I was surprised. “Your cousin? I didn’t know that you had a cousin visiting.”
“A very distant cousin. She just arrived this morning.”
“Is she here?” I said, looking around.
“No, she doesn’t care for parties. But I think you’ll like her.”
The waltz was fading away and one by one the musicians fell silent, Labusi first, then Deneb. Only Eboli played on, slower and slower, for about a minute, as the lights came up and Desirée took my hand and led me to the door. We stepped into the cool silence of the lobby, the thick glass door closing behind us with a hush.
Smiling faintly, she squeezed my hand. “You’ve never been to my rooms, have you?”
We both knew I hadn’t. Stepping off the elevator on the ninth floor, Desirée led me to her door, and as she unlocked it, said, “I want you to take something to Dalia for me. It’s a map and she’ll need you to identify some points on it for her. I know you’re good with maps.”
“A map of what?”
“Oh, a piece of the desert.”
I followed her across a bare white foyer, through another, leather-padded door, into her living room. It was pitch-black, silent except for our breathing. Desirée switched on a pair of lamps and any other questions I had for her—and there were a few—evaporated at that instant.
&n
bsp; The large room was sparsely furnished, but the furniture itself was plush: a long white sofa flanked by black lamps and a pink marble coffee table inlaid with topazes cut in the shape of suns. The thick, soft rug was also white. The room was centered by a gleaming baby grand, which surprised me because I had never heard Desirée play the piano downstairs. But what surprised me even more was the room’s truly central, and overpowering, element: not the piano or the furniture, but the dozens of photographs that adorned the place.

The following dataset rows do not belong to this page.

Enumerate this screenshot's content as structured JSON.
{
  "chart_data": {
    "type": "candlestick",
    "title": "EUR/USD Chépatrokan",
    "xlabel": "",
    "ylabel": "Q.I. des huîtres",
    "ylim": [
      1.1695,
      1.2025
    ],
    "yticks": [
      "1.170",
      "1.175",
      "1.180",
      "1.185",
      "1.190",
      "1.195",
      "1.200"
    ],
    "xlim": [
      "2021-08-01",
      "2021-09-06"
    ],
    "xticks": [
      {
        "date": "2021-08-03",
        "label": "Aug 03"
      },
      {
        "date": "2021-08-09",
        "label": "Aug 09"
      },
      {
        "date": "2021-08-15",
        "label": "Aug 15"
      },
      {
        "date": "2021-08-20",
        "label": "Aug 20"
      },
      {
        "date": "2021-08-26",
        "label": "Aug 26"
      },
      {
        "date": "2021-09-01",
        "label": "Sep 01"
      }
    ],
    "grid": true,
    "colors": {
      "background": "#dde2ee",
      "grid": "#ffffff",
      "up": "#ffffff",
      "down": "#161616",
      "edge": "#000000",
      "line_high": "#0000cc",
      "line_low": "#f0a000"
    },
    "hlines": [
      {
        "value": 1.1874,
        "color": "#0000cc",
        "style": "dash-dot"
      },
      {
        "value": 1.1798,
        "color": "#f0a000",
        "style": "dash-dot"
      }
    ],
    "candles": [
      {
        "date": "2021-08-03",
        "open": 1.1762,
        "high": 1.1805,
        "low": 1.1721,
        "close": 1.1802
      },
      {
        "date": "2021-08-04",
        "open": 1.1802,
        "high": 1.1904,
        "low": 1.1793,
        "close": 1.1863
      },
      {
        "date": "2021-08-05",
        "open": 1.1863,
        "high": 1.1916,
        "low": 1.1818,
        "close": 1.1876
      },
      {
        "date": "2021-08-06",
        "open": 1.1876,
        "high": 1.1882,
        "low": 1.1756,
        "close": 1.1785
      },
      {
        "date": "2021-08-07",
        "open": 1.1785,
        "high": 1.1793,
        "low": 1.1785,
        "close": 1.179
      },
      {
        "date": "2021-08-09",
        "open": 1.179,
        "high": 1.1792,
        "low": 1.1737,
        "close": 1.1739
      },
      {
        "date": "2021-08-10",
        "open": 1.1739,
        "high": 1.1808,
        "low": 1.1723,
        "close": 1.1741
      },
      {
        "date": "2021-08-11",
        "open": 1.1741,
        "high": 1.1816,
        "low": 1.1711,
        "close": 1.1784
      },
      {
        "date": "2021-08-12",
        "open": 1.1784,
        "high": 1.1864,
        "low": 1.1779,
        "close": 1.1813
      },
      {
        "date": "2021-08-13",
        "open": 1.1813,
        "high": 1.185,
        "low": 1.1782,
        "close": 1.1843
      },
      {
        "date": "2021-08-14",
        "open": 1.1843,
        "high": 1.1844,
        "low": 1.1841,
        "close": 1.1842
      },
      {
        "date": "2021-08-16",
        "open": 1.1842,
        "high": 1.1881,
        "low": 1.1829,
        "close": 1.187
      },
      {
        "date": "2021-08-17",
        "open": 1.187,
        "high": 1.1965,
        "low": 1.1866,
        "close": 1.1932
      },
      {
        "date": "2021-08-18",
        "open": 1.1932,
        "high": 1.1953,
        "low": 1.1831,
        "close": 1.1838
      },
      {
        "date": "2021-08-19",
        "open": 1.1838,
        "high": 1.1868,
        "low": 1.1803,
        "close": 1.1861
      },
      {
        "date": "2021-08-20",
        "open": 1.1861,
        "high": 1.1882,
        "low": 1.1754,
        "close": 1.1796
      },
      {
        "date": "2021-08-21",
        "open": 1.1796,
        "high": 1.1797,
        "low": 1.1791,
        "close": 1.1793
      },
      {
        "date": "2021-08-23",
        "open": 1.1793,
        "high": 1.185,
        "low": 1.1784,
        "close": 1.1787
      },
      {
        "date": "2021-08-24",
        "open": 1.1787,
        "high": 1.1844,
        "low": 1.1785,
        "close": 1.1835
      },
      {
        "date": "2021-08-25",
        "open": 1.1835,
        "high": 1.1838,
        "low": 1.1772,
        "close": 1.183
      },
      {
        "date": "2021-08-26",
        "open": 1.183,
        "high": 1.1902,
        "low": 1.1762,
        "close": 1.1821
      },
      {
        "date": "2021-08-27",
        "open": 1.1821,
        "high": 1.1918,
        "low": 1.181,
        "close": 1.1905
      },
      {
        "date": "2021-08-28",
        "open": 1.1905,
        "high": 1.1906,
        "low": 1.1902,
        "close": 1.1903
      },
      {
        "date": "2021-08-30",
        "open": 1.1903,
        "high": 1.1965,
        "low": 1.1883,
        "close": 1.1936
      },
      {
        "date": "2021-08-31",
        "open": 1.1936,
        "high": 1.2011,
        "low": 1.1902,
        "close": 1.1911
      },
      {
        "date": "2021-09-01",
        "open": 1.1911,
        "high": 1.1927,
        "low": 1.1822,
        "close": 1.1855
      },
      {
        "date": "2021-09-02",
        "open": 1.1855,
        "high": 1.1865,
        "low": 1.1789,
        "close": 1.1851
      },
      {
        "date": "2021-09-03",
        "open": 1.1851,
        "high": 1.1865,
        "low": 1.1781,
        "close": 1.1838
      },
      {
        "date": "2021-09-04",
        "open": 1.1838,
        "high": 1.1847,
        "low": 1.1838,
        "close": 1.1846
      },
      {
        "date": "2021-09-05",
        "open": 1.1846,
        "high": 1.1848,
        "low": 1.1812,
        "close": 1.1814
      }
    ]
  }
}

The photographs had two things in common: they were all 8×10, black-and-white, glassed within identical black lacquer frames, and they were all of men. Most were posed head shots, some were full-length portraits, and a few were blowups of snapshots: a young man in a train station with a suitcase, another sitting on a wooden terrace gazing at the sea, another smiling with a towel around his neck. The photographs were hung on three of the walls, covering about half the available space. The fourth wall was covered with taut silk with an oval mirror at the center.
My mouth must have been open, because Desirée didn’t wait to hear my obvious question.
“These are friends of mine,” she said simply, brushing the hair back off her cheek.
“Oh.”
“Excuse me a moment, I’ll get the map,” she said, and disappeared into the bedroom.
I studied as many of the photographs as I could. Could these all be her lovers? The youngest looked about twenty, the oldest no more than forty. They were all good-looking, but were not of any one type. Some looked athletic and outdoorsy, others bookish and brooding. It was clear to me from their style and perspective that all of the photographs had been taken by the same photographer, and that was Desirée. And they had been shot in many different locales: in some, there were bits of furniture and wall hangings in the background; in others, beaches, forests, and mountain lakes were visible through windows or doorways. In the lower right-hand corner of each photograph a date was inscribed in white ink. Just the year, in tiny numerals. I ascertained that the earliest year was 1962, when Desirée would have been seventeen.